Shades of Vietnam come to mind as I see the estimated 23 million people of
Iraq suddenly stand up in support of their homeland. Instead of liberators, they see us for what we really are, aggressors,
and they appear to be willing to fight to the death to stave us off. One analyst said the Iraqi people probably have an estimated
seven million armed combatants prepared to do battle against our sophisticated military machine.
While this is going on, the world is reacting to our aggression.
--China's new leadership is concerned about "American Imperialism" and is preparing for what it
believes will be an inevitable war with the United States.
--North Korea is aggressively building a nuclear arsenal and making no secret about it. The North
Koreans have successfully fired several rockets and claim they now have the capability of hitting the United States coast.
--Because Bush is a professed fundamental Bible-thumping Christian, the rest of the Arab world looks
upon the Bush Administration's assaults on the two Moslem countries of Iraq and Afghanistan as the beginning of a 21's Century
crusade by Christians against Moslems. They are also bracing for future conflicts.

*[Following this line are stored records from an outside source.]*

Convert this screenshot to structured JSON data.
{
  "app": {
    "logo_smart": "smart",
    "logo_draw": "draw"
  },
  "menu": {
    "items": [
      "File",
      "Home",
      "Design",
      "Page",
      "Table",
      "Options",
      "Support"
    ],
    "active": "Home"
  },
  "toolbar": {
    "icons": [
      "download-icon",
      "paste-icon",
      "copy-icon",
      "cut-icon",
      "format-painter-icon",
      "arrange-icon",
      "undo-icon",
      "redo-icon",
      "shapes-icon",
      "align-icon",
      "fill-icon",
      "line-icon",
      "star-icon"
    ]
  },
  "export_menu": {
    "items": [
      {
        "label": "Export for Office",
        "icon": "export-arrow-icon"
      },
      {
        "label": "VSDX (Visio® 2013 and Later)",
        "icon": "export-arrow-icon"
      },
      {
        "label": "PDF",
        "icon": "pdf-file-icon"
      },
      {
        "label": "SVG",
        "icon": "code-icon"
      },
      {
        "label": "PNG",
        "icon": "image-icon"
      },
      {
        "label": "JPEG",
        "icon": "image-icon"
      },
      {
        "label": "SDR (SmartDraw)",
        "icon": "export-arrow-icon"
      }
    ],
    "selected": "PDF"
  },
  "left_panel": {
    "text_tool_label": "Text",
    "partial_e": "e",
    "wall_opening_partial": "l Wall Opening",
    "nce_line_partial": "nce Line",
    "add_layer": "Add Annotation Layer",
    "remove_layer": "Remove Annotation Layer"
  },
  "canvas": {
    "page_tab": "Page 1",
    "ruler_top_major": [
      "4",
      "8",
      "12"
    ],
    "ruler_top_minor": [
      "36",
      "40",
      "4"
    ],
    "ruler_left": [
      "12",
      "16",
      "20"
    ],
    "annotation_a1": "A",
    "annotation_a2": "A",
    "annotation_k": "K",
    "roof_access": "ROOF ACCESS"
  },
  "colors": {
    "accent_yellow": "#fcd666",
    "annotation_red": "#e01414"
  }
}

And what about those so-called weapons of mass destruction that brought our armies into that ancient
holy land?
The Iraqis are literally battling our tanks and bombers with pitchforks and guns. They have fired
a few scud missiles that failed to hit anything of importance. They are dying by the hundreds. If they have such weapons one
would think they would be showing up by now.

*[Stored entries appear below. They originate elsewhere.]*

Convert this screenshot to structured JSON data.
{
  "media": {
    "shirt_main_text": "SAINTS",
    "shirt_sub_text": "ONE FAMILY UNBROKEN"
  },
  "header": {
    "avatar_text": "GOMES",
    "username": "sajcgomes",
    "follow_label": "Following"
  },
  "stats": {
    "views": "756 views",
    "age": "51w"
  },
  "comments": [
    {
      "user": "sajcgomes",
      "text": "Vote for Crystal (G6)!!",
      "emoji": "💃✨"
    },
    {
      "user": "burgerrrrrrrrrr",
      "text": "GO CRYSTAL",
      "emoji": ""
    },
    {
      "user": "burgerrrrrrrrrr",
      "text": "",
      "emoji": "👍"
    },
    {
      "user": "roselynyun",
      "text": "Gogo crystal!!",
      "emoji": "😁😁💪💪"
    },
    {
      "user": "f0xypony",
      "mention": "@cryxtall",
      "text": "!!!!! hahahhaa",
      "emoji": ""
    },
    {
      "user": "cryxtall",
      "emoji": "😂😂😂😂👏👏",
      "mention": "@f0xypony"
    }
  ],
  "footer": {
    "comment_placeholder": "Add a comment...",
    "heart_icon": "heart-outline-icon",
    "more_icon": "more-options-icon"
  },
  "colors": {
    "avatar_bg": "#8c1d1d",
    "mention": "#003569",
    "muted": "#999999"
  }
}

(I have no doubt that some kind of "weapon of mass destruction" will eventually be "found" after
we plant it. After all this expense, and the cost of the lives of many of our troops, Mr. Bush will have to save face.)
The U. S. media has made a big point of reporting a cache of Iraqi gas masks and anti-chemical attack
suits located in a booby-trapped hospital, suggesting they are proof that the Iraqis have such weapons. It seems to me they
acquired this stuff because they were afraid we would be using chemical and biological weapons against them.
After all, we were the ones who sold these weapons to Hussein back when Iraq was warring with another
old mid-eastern enemy, Iran. That is why Bush thought he had proof they existed in Iraq.
He didn't believe Hussein's report that the stuff was destroyed, as ordered, after the 1991 Gulf
War. But there is always the possibility the man was telling the truth.
I think Mr. Bush started this conflict without taking the time to knew for sure. And it was a mistake.
It has already cost us in world prestige, billions of tax dollars, and soon it will cost us in the lives of our soldiers.
The body bags are already starting to pile up.